May 2, 2018 12:14:02 PM
Feature
When Gregory Whitis began his undergraduate studies in zoology at Iowa State University in the mid-’70s, he had no idea there was such a place as Auburn University; he had never heard the word “aquaculture”; and the idea of one day living in the Deep South for sure had never entered his mind. And catfish farming? Was that ajoke?
But as he soon would find out, sometimes, life is stranger than fiction. And, as the longtime Alabama Fish Farming Center extension aquaculturist has just proved with the release of his debut novel, life that’s stranger than fiction can make for a great work of, well, fiction.
Whitis’ real-life story picks up during his junior year at Iowa State, when his academic adviser informed him that, if he intended to graduate on schedule, he needed a few more credit hours in science. Of course, picking up an extra science course over the summer at ISU was the obvious solution, except that he had already taken every one of the approved science classes the university was offering that summer semester.
Long story short, he wound up spending that summer in Ocean Springs, Mississippi, at the University of Southern Mississippi’s Gulf Coast Research Laboratory, taking a course in some bizarre subject called aquaculture.
“You’ve got to understand, this was 1979,” Whitis says. “Aquaculture was a buzzword then, but we didn’t really know what it was.”
The class turned out to be the most enjoyable of his undergraduate years. Not only did he realize a love for aquaculture, he also discovered catfish farming while on a field trip to a Mississippi catfish operation. He was hooked.
Among his classmates that summer were two students from what is now Auburn’s School of Fisheries, Aquaculture and Aquatic Sciences, and by summer’s end, they had persuaded Whitis to head to Auburn for his master’s in fisheries once he finished at Iowa State. He did, and in ’83, he graduated with a Master of Aquaculture degree and landed a job managing one of the largest catfish farms in Alabama.
Whitis learned a lot on that farm, and not just about growing big fish. Many of his experiences—from what goes through one’s mind when one is sitting at the bottom of a moonlit catfish pond in the farm’s pickup that said one has just sunk to what the bite of a cottonmouth feels like—can now be found on the pages of his debut novel, Blue Green, which rolled off the Page Publishing Inc. presses in New York in January.
For many years, Whitis has enjoyed creative writing, but it took the encouragement of a friend and fellow writer, Alabama author Aileen Henderson, to convince him to write the novel within him.
“My writing mentor told me, ‘Greg, write about what you know,’” he says. And that is precisely what he did in Blue Green.

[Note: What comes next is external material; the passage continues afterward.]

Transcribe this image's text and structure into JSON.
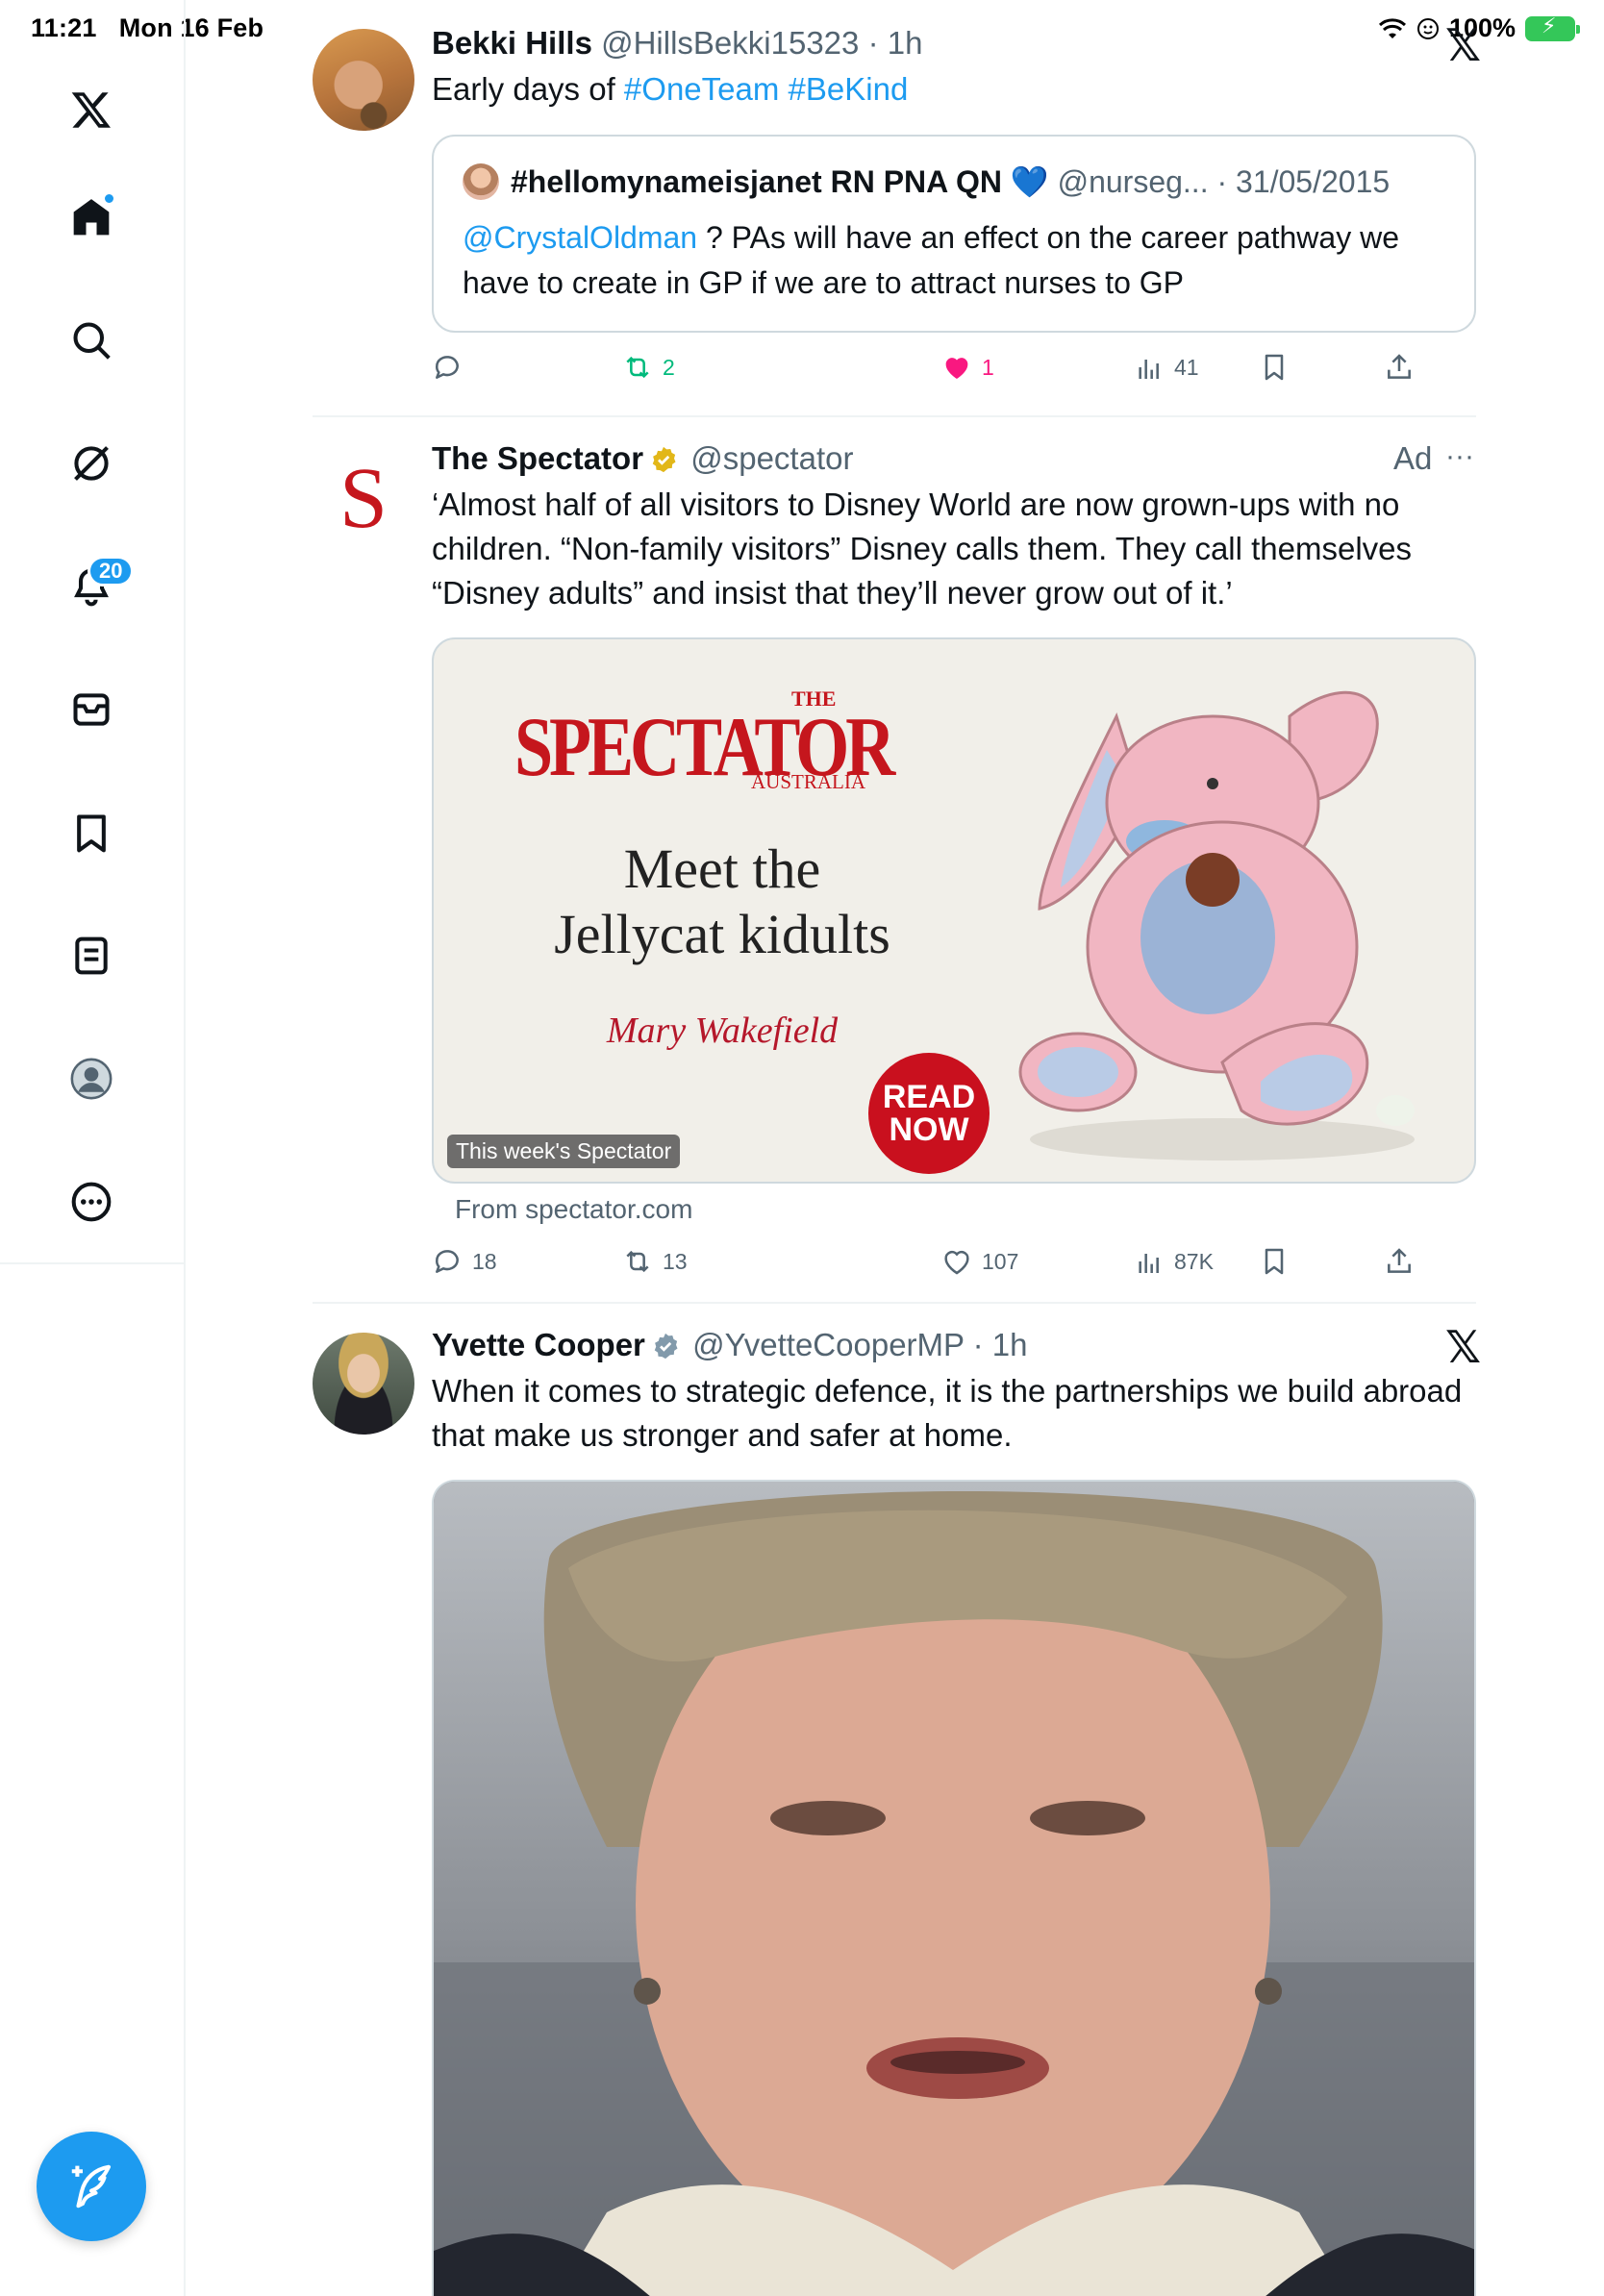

Though the book was 20 years in the making, the result is an action-packed page-turner that draws heavily from the 30-plus years Whitis spent delivering Auburn’s world-renowned research to Alabama’s catfish farmers in his job at the Alabama Fish Farming Center in Greensboro.

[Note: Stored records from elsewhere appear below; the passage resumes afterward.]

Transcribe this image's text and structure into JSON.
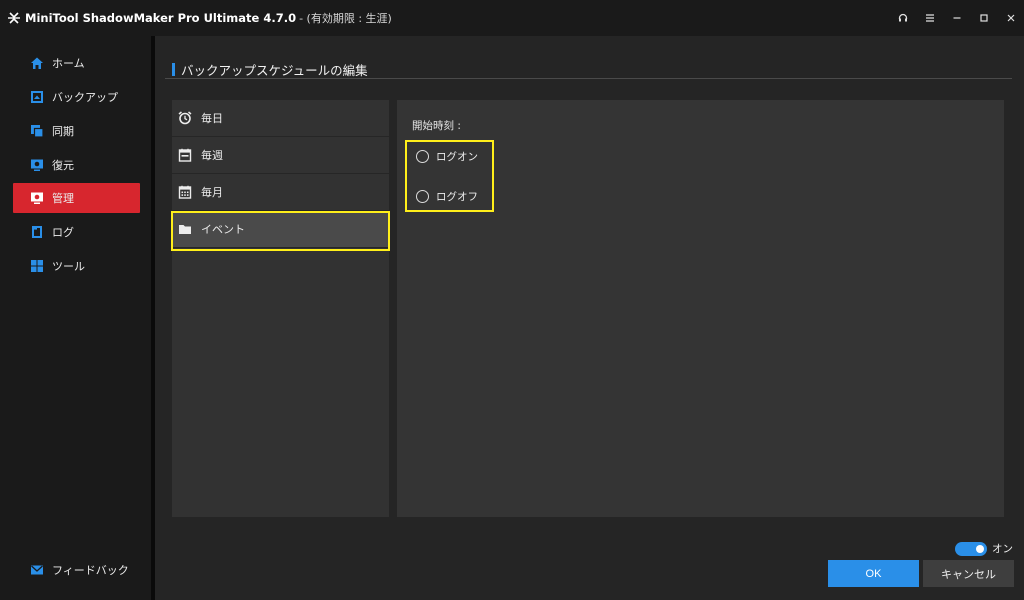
{
  "window": {
    "title": "MiniTool ShadowMaker Pro Ultimate 4.7.0",
    "subtitle": "- (有効期限 : 生涯)",
    "controls": [
      "headset-icon",
      "menu-icon",
      "minimize-icon",
      "maximize-icon",
      "close-icon"
    ]
  },
  "sidebar": {
    "items": [
      {
        "label": "ホーム",
        "icon": "home-icon"
      },
      {
        "label": "バックアップ",
        "icon": "backup-icon"
      },
      {
        "label": "同期",
        "icon": "sync-icon"
      },
      {
        "label": "復元",
        "icon": "restore-icon"
      },
      {
        "label": "管理",
        "icon": "manage-icon",
        "active": true
      },
      {
        "label": "ログ",
        "icon": "log-icon"
      },
      {
        "label": "ツール",
        "icon": "tools-icon"
      }
    ],
    "feedback": {
      "label": "フィードバック",
      "icon": "mail-icon"
    }
  },
  "main": {
    "title": "バックアップスケジュールの編集",
    "schedule_types": [
      {
        "label": "毎日",
        "icon": "alarm-clock-icon"
      },
      {
        "label": "毎週",
        "icon": "calendar-week-icon"
      },
      {
        "label": "毎月",
        "icon": "calendar-month-icon"
      },
      {
        "label": "イベント",
        "icon": "folder-icon",
        "selected": true
      }
    ],
    "start_label": "開始時刻 :",
    "options": [
      {
        "label": "ログオン",
        "checked": false
      },
      {
        "label": "ログオフ",
        "checked": false
      }
    ]
  },
  "footer": {
    "toggle_label": "オン",
    "toggle_on": true,
    "ok_label": "OK",
    "cancel_label": "キャンセル"
  },
  "colors": {
    "accent": "#2a8fe8",
    "active_nav": "#d7262e",
    "highlight": "#ffef1a"
  }
}
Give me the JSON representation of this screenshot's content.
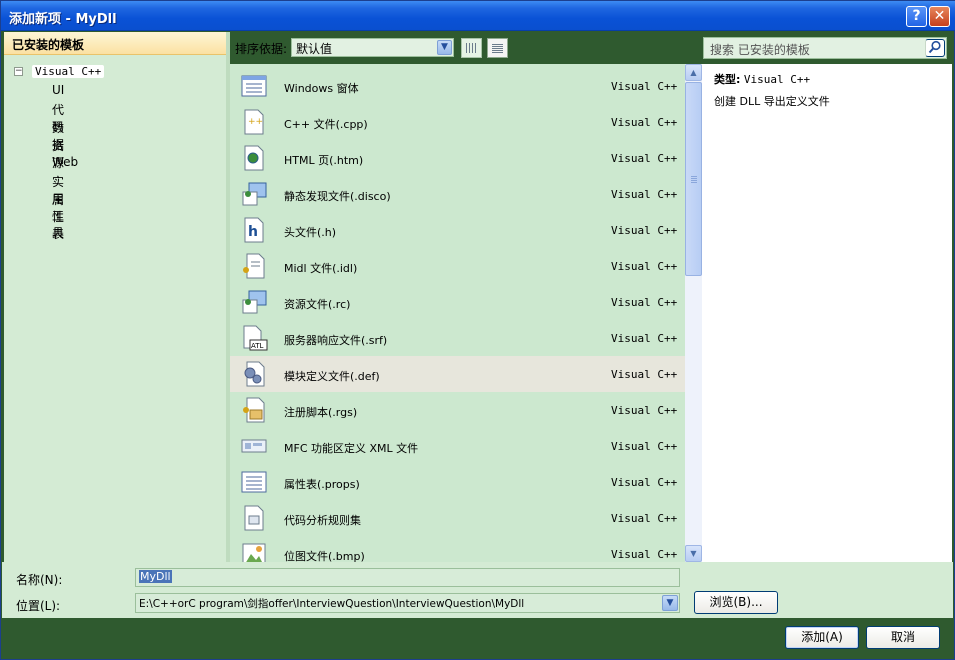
{
  "window": {
    "title": "添加新项 - MyDll",
    "help_label": "?",
    "close_label": "✕"
  },
  "sidebar": {
    "header": "已安装的模板",
    "tree": {
      "root": "Visual C++",
      "toggle": "−",
      "children": [
        "UI",
        "代码",
        "数据",
        "资源",
        "Web",
        "实用工具",
        "属性表"
      ]
    }
  },
  "toolbar": {
    "sort_label": "排序依据:",
    "sort_value": "默认值",
    "search_placeholder": "搜索 已安装的模板"
  },
  "templates": [
    {
      "name": "Windows 窗体",
      "type": "Visual C++",
      "icon": "form-icon"
    },
    {
      "name": "C++ 文件(.cpp)",
      "type": "Visual C++",
      "icon": "cpp-file-icon"
    },
    {
      "name": "HTML 页(.htm)",
      "type": "Visual C++",
      "icon": "html-file-icon"
    },
    {
      "name": "静态发现文件(.disco)",
      "type": "Visual C++",
      "icon": "disco-file-icon"
    },
    {
      "name": "头文件(.h)",
      "type": "Visual C++",
      "icon": "header-file-icon"
    },
    {
      "name": "Midl 文件(.idl)",
      "type": "Visual C++",
      "icon": "idl-file-icon"
    },
    {
      "name": "资源文件(.rc)",
      "type": "Visual C++",
      "icon": "resource-file-icon"
    },
    {
      "name": "服务器响应文件(.srf)",
      "type": "Visual C++",
      "icon": "atl-file-icon"
    },
    {
      "name": "模块定义文件(.def)",
      "type": "Visual C++",
      "icon": "def-file-icon",
      "selected": true
    },
    {
      "name": "注册脚本(.rgs)",
      "type": "Visual C++",
      "icon": "rgs-file-icon"
    },
    {
      "name": "MFC 功能区定义 XML 文件",
      "type": "Visual C++",
      "icon": "ribbon-icon"
    },
    {
      "name": "属性表(.props)",
      "type": "Visual C++",
      "icon": "props-file-icon"
    },
    {
      "name": "代码分析规则集",
      "type": "Visual C++",
      "icon": "ruleset-icon"
    },
    {
      "name": "位图文件(.bmp)",
      "type": "Visual C++",
      "icon": "bitmap-file-icon"
    }
  ],
  "details": {
    "type_label": "类型:",
    "type_value": "Visual C++",
    "description": "创建 DLL 导出定义文件"
  },
  "form": {
    "name_label": "名称(N):",
    "name_value": "MyDll",
    "location_label": "位置(L):",
    "location_value": "E:\\C++orC program\\剑指offer\\InterviewQuestion\\InterviewQuestion\\MyDll",
    "browse_label": "浏览(B)...",
    "add_label": "添加(A)",
    "cancel_label": "取消"
  },
  "colors": {
    "title_bar": "#0a52d6",
    "panel_green": "#cce8cf",
    "selected_row": "#e7e6dc",
    "header_gold": "#fbe1a2"
  }
}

While writing a novel is a challenge, even when your subject matter is familiar, finding a publisher can be downright grueling, Whitis says. Now that his first book is in print, he offers encouragement to other aspiring authors.
“Don’t give up,” he says. “You are going to get rejection letters from editors. That’s part of the process.”
He speaks from experience: Blue Greenwas rejected by two separate publishing houses before it landed on the right desk.
“It was a good experience, even though I got trashed,” he says. “Third go-round, I hit. For some writers, this process is really traumatic, but I knew this story was a good thing and would work eventually.”